Bahriye mektebinden bizim sınıf mezun olmuştu. Son senemizde gördüğümüz Ramazan ayının güzelliğini unutamamıştık. Fakat bizden sonraki ilk yıl haksız ve insafsız uygulamalar tekrar başlamıştı.
Gerçi oruç tutmak yasaklanmamıştı fakat yemeklere girme mecburiyeti vardı. İftar saati sekizde olduğu halde akşam yemeği altıda veriliyordu ve yemeğe katılmayanlar hafta sonu izinsiz kalıyorlardı. O yıllarda ihtilâl yapan Cumhurbaşkanı sahneye çıkmış, “irtica” nutukları atmaya başlamıştı. nutuklar etkisini göstermiyor da değildi. Yüzlerce öğrenci, askerî okullardan ayrılmak zorunda kalmıştı.
Öğrenci velileri okula çağırılıyor “Oğlunuzu okuldan atacağız, iyisi mi siz dilekçe verin eğitim imkânı tamamen kısıtlanmadan öğrenciniz yoluna devam etme imkânı bulsun” deniliyordu. Hani halen üniversitelerde kız öğrencilere uygulanan “ikna odası” benzeri bir uygulama o yıllarda askerî okullarda uygulanmaya başlamıştı.
Bizim sınıf arkadaşları şimdilerde albay oldular. Yaşadıkları bu üzüntülü olayları unutmaları mümkün değildir. Elbette yapılan yanlışlıklar ve haksızlıklar onları da etkilemiştir. Umarım şimdi yönetici olan bu eski meslektaşlarım aynı yanlışı tekrarlamazlar.
Eğer yanlışlarda hâlâ ısrar ediyorlar ise genç arkadaşlarıma tavsiyem bizim yaptığımız gibi sebat etmeleridir. Bunun karşılığını hem bu dünyada, hem de asıl yurdumuz olan ahirette alacaklardır.
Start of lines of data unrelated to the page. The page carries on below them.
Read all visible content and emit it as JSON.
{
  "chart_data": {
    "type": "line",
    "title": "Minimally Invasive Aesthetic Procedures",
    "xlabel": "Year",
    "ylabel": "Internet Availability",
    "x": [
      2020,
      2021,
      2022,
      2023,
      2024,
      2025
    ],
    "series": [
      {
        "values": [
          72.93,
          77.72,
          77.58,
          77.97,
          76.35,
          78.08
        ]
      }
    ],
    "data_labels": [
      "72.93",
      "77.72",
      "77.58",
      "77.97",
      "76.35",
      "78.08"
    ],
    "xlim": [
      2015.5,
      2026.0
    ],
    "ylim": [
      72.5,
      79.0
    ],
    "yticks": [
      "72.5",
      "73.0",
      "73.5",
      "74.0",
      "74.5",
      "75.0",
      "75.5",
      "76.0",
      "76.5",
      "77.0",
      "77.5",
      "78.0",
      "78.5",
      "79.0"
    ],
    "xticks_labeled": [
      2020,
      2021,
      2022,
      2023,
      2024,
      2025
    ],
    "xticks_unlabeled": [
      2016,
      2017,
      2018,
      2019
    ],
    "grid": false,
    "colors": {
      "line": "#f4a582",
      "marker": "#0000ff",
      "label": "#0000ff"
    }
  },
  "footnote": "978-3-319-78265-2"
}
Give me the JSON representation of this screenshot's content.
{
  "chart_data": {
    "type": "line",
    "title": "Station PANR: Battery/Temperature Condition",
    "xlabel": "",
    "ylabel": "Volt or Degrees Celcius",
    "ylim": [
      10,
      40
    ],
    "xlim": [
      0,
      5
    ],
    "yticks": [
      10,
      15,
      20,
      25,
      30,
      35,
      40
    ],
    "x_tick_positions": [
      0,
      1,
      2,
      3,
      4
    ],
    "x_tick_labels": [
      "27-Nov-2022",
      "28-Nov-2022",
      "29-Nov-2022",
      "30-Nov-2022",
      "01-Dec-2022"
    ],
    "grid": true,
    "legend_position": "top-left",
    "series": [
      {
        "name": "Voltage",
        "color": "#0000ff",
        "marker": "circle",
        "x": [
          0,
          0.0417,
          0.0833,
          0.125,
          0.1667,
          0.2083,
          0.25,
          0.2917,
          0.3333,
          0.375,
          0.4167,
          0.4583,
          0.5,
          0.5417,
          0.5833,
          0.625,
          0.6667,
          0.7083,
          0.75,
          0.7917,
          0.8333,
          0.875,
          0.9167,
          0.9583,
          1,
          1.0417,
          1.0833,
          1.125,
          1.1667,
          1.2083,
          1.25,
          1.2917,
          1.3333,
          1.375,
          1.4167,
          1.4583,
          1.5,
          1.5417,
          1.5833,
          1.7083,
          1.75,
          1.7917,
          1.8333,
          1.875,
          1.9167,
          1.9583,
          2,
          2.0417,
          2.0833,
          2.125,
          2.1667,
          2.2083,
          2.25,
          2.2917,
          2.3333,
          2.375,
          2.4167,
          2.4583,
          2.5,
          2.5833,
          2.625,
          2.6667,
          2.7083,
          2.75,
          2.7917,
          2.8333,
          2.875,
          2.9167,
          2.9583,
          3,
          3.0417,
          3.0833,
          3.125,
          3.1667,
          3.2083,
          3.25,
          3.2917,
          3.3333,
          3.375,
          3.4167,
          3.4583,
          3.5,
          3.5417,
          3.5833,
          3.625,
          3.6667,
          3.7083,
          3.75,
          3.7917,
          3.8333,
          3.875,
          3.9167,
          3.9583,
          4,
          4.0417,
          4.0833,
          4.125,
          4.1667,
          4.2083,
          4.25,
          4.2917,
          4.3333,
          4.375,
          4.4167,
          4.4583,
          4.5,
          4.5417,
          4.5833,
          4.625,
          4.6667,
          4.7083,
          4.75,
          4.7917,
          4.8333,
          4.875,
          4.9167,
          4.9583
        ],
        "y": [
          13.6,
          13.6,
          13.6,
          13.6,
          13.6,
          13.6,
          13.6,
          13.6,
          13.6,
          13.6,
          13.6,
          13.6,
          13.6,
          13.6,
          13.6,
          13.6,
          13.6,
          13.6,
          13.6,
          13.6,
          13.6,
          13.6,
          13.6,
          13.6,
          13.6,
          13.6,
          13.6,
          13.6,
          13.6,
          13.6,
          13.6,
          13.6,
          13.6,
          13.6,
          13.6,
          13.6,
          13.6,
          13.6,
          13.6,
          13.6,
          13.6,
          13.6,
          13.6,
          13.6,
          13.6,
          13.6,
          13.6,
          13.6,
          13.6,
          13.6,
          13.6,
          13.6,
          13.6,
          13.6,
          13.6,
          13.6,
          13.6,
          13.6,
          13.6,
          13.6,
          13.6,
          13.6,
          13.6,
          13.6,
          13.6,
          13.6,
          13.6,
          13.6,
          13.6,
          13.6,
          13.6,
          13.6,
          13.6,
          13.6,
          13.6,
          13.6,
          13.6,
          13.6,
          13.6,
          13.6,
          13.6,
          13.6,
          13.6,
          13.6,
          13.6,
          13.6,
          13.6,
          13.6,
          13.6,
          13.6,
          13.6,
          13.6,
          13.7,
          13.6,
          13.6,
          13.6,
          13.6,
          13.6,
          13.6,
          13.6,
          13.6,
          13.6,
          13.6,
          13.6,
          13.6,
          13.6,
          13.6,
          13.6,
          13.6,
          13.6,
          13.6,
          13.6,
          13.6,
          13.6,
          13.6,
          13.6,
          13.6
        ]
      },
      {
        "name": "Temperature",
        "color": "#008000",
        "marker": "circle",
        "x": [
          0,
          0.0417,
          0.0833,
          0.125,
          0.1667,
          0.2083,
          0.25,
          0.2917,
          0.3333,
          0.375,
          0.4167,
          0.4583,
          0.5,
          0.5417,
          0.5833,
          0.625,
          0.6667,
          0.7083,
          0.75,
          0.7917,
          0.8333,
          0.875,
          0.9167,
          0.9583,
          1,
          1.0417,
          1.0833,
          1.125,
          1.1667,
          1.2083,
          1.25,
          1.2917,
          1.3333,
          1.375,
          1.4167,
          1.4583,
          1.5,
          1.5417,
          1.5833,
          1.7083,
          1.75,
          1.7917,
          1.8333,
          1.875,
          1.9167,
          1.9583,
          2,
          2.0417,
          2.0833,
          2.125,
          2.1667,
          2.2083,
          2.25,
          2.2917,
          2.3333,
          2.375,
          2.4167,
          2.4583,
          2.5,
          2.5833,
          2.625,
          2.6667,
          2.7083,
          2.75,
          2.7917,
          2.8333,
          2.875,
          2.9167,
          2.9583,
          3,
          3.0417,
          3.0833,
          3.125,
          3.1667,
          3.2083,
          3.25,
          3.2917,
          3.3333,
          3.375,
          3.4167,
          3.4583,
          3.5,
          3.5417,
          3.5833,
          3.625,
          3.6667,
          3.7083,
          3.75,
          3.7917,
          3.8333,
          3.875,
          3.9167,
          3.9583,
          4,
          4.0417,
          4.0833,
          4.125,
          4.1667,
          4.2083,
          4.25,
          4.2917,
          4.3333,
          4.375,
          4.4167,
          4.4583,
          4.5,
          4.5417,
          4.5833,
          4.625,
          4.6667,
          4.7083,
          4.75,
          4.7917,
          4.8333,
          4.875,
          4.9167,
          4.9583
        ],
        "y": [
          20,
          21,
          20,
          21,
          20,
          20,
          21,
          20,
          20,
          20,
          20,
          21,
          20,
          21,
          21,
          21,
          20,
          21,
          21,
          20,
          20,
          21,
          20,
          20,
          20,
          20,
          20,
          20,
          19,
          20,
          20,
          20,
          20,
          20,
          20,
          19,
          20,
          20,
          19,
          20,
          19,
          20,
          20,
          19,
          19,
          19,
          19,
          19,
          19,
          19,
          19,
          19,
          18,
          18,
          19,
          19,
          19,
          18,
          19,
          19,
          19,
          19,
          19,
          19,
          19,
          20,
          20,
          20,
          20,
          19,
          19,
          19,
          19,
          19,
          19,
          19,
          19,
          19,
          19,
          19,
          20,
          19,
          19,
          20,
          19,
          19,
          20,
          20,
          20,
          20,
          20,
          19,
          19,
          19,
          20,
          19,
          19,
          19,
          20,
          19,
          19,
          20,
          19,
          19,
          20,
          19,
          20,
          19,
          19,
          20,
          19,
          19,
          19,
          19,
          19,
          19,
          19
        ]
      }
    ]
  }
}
Ben aradan 25 yıl geçmesine rağmen yasak olduğu halde oruç tuttuğum o Ramazanda aldığım lezzeti hiç unutmadım ve daha sonraki hiçbir Ramazan ayında alamadım. Demek ki doğruluğuna inandığımız bir konuda sebat etmek çok güzel neticeler veriyor. Zaten insan sabır kuvvetini basit işlerde sarf etmez ise, her türlü zorluğa kâfî gelecek bir gücü elde etmiş olur.